President Bush has signed the nation’s transportation spending bill for the current fiscal year, the same day Mexican trucking companies filed a lawsuit over delays about being granted further access to markets in the United States.

Tuesday, the president signed the $59.6 billion transportation appropriations bill for the 2002 fiscal year, which started Oct. 1. In addition to containing $32.9 billion in highway spending, the legislation imposes new laws on Mexican trucks before they are allowed further entry into the United States under the long-delayed terms of the North American Free Trade Agreement.
The compromise legislation was passed in late November by the House and early this month by the Senate following a summer and fall of intense words between the White House and lawmakers, who were finally able to put tougher entry requirements on Mexican trucks than President Bush wanted.

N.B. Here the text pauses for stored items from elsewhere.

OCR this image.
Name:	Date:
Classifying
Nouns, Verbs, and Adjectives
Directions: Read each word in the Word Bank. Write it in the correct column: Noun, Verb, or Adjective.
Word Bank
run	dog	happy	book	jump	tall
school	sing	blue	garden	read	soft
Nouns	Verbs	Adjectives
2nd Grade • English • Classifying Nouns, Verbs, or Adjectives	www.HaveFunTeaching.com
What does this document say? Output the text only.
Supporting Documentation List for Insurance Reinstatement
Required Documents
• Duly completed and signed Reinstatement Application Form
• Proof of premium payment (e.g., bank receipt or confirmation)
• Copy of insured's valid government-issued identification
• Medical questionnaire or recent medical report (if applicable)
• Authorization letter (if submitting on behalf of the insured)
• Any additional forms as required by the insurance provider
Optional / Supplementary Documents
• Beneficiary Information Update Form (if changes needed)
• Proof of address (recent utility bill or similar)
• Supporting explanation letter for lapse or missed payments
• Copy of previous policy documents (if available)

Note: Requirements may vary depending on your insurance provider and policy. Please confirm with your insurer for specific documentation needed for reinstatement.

But on the same day the issue was finally put to rest in Washington, 11 Mexican trucking companies filed a $4 billion class action lawsuit against the U.S. government, accusing it of illegally denying them access to U.S. markets as called for in NAFTA.
The suit, filed on behalf of 185 Mexican trucking companies, accuses the Department of Transportation of violating NAFTA because they were denied entry into the U.S. interior, as well as violating the U.S. Constitution by allowing Canadian trucking companies more access to the U.S than Mexican carriers.
Leading the charge in the lawsuit is attorney Fernando Chavez, the son of late Mexican labor leader Ceaser Chavez. His side claims that continued delays in opening the U.S. further to Mexican trucks, mainly under the now-departed Clinton administration, caused Mexican trucking operations to lose $4 billion in profits and business since 1995.
Officials with the Transportation Department have yet to respond to the suit, but already it is being criticized, with the Teamsters Union, which has been a major force in the delay of the border opening, calling it “baseless.”